Parallelism and Heuristics
Another facet of the LLM training involves parallelization within a model’s transformer layer. While many tasks can be tensor parallelized across multiple GPUs, others are simply replicated on each one. But the new sequence parallelism (SP) technology in NeMo Megatron parallelizes these tasks as well along the sequence dimension, further reducing compute resource requirements and speeding the training process.
Finally, there is the issue of moving past parameters and instead tuning hyperparameters, which govern the training approach taken. Rather than cycling through a range of values by brute force, NeMo Megatron’s hyperparameter tool (HP tool) sets these values based on the compute environment and requirements, for example, the number of GPUs/size of the GPU cluster and the desired size of the model. While some range testing is still involved, there’s much less of it, which speeds the hyperparameter tuning process and optimizes the training strategy, thereby speeding up the broader training process as well.
Again, these three advances together provide training speed-ups of up to 30%, according to Nvidia. The company says that training can now be done on 175 billion-parameter models using 1,024 Nvidia A100 GPUs in 24 days. That may still sound big, but it represents a time reduction of 10 days, which works out to saving about 250,000 hours of GPU compute over building such models without SAR, SP and the HP tool. Multiply that 250,000 number by your cloud provider’s hourly GPU compute cost and pretty soon it adds up to real money (with apologies to Senator Dirksen).

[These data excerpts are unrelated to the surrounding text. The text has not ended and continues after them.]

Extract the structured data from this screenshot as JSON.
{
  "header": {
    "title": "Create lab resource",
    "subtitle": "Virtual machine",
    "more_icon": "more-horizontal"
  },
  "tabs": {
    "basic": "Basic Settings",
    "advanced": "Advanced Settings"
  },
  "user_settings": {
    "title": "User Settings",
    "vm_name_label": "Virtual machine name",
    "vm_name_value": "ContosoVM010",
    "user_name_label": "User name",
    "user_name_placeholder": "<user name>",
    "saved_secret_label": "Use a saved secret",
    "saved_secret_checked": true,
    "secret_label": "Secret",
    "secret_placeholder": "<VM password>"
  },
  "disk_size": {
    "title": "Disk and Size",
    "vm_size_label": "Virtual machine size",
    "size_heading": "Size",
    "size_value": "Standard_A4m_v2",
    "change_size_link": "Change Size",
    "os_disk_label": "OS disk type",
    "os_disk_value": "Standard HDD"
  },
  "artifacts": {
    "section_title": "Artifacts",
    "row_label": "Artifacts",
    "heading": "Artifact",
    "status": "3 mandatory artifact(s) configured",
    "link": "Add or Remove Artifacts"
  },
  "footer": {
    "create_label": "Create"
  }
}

While non-data scientists may find all of this a bit esoteric, the downstream benefits should be clear: a greater number of bigger, more accurate LLMs will be available more quickly, for mainstream developers to use in their own applications. And it all comes down to efficiency, parallelization and better training strategy.
Nvidia says the new NeMo Megatron capabilities are available to early access customers to run on Nvidia DGX SuperPODs, and Nvidia DGX Foundry as well as on the Microsoft Azure cloud. They’re also available on Nvidia LaunchPad, a free hands-on lab platform.